Since the Aug. 24 flush, Williams-Sonoma has remained in a very narrow range. The stock did manage a slight rebound, but the upside of this move has been road blocked by the stock's 200-day moving average. The 200-day capped the September high and appears set to cap October's as well.
While Williams-Sonoma has been bumping its head on this key long-term indicator, the 50-day moving average has been bearing down. Just as the stock is desperately trying to hold key support between $73 and $74, the 50-day is crossing below the 200-day. This bear cross often casts an ugly shadow.
If Williams-Sonoma is unable to hold the key support zone near the August/September lows, a new down leg will likely begin. With the daily moving average convergence/divergence crossing into negative territory as well, a pickup in selling pressure could accompany new lows.

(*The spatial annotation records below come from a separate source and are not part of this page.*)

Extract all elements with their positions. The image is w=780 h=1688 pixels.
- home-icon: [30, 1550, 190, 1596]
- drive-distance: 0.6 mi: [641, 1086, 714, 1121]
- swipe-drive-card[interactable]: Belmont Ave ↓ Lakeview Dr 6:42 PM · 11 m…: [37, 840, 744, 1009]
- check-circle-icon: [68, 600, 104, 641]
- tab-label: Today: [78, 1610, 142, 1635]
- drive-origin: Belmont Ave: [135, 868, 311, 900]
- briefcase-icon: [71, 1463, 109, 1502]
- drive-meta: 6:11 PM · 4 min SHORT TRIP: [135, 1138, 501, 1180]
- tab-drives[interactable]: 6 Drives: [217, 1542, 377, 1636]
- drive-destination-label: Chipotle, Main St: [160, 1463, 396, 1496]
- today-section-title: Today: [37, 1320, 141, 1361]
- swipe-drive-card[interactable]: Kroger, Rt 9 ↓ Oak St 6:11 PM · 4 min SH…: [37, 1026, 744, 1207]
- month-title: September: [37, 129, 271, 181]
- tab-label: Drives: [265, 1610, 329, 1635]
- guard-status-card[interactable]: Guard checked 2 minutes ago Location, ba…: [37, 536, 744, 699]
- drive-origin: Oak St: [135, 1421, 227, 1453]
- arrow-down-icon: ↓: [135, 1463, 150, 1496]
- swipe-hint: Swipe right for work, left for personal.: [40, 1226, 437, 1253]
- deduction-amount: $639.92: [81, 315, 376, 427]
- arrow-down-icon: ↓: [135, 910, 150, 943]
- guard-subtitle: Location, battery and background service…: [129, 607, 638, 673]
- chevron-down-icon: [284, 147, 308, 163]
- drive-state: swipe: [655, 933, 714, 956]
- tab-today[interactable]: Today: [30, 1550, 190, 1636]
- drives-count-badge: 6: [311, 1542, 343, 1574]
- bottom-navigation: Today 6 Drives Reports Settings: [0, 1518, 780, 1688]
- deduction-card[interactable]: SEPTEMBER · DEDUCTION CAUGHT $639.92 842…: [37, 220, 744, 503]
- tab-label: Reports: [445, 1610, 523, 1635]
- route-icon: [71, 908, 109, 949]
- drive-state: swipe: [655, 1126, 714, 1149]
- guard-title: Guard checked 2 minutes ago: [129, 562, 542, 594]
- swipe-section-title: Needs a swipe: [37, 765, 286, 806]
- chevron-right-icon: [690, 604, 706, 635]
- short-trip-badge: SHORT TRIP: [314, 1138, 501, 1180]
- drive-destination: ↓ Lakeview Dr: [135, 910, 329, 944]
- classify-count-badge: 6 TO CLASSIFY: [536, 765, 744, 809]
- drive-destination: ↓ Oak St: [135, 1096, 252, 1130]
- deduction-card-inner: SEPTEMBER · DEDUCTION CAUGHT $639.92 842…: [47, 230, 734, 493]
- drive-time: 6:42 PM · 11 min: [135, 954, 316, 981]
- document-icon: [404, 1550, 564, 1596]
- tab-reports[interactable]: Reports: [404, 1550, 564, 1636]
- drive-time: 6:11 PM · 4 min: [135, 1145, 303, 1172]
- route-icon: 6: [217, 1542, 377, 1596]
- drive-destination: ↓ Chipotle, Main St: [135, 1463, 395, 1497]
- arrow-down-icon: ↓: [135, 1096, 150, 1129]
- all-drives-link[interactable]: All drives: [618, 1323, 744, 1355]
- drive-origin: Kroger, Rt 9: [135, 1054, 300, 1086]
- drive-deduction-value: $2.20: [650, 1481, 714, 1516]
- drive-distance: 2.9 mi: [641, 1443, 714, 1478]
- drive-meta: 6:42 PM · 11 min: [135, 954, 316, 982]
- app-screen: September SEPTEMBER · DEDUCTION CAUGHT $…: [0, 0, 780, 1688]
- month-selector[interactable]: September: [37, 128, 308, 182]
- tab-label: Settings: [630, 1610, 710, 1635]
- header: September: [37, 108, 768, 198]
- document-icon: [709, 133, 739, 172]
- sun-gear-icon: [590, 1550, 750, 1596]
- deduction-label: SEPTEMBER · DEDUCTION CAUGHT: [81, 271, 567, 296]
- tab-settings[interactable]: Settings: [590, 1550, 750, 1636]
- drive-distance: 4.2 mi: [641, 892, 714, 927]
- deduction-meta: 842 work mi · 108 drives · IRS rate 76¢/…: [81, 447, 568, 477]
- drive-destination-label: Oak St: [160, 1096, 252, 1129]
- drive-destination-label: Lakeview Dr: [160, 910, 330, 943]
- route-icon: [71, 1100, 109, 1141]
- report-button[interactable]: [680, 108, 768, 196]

For patient Williams-Sonoma investors, a stand-aside plan may prove wise. A very solid layer of support sits just below $70. A powerful breakout gap is in this area as well as last September's highs. A retest of this area would provide a low-risk entry opportunity will develop. As the stock dips below $70, it will return to oversold territory and will be primed for a new base.
Disclosure: This article is commentary by an independent contributor. At the time of publication, the author held no positions in the stocks mentioned.